A hostage ad as Israel invades Rafah

Israel’s hostages ad attempted to pluck viewers’ heartstrings, showing images of dads playing with their kids before reminding us that Israeli dads are still held hostage in Gaza, and vowing to bring them home. (The ad played on Paramount+, but not all audiences received it.)

But the fact that Israel ran a military invasion in Rafah — where nearly every Gazan has been forced to flee — during the Super Bowl did not help the hostage ads land well with anyone who wasn’t already focused on the hostages. It raised the question: What about the Palestinian dads?  

Instead, though the operation did in fact manage to rescue two hostages, many on X, including Rep. Jamaal Bowman, were critical, claiming Israel timed its operation to coincide with the Super Bowl on purpose, while Americans were distracted.
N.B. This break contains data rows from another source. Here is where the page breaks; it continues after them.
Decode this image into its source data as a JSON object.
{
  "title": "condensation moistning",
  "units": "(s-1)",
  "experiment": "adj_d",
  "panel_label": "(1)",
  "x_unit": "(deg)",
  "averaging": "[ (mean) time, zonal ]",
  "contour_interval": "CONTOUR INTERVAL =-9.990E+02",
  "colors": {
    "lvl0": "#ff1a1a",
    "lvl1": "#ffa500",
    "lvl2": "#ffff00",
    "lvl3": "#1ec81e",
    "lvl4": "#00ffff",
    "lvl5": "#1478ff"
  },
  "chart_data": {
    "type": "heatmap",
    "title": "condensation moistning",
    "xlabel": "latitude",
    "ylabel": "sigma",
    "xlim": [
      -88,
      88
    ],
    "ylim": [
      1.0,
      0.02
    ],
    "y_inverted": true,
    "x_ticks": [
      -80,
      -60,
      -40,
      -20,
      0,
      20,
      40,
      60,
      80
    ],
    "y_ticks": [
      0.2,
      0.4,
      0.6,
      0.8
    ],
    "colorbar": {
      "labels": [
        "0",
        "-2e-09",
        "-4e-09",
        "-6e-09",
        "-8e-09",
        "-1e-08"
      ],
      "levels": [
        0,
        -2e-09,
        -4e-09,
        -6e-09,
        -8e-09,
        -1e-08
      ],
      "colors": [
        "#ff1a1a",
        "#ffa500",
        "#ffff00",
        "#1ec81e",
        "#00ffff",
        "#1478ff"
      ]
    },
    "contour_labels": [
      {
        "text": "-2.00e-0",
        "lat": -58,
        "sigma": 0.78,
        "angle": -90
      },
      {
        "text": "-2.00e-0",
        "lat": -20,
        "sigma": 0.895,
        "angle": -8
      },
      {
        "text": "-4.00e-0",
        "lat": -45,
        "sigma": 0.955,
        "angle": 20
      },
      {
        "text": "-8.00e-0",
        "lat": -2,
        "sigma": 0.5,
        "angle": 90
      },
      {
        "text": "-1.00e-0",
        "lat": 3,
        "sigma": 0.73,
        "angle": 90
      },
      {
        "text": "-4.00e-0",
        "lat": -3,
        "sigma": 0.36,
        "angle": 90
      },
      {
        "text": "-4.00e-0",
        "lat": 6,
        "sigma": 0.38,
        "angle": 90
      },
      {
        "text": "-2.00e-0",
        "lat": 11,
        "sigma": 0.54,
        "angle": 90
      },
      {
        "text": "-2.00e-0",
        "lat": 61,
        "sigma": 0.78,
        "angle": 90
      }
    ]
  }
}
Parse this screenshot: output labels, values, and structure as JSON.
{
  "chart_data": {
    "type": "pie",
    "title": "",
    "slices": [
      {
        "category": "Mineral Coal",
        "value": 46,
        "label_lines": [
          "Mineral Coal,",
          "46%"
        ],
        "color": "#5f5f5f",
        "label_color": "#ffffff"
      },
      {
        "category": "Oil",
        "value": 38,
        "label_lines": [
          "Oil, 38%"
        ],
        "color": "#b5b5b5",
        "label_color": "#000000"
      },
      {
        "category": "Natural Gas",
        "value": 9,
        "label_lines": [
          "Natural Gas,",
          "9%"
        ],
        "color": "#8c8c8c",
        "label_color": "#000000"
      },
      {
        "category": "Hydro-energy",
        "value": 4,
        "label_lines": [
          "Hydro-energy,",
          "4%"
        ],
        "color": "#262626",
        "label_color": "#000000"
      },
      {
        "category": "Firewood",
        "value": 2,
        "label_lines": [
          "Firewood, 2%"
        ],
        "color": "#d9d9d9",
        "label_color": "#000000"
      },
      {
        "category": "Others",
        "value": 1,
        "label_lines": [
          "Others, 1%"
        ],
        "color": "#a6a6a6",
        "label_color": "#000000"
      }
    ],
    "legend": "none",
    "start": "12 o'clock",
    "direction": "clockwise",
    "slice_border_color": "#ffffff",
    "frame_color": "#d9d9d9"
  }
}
Moral ads might just not have a place during the Super Bowl these days. After all, if we really were trying to think about right and wrong during the big game, maybe we wouldn’t watch a sport that we know brutalizes its players, giving many of them debilitating traumatic brain injuries. But we do watch. We’re trying to spot Taylor Swift, scream as the game goes into overtime and gasp about how good Usher looked shirtless during the halftime show. (He’s 45!)

This isn’t to say that educating Americans about antisemitism is bad, nor is an ad about Jesus’ kindness or the hostages. But advertising is about timing, and knowing your audience. Maybe don’t do it during the Super Bowl.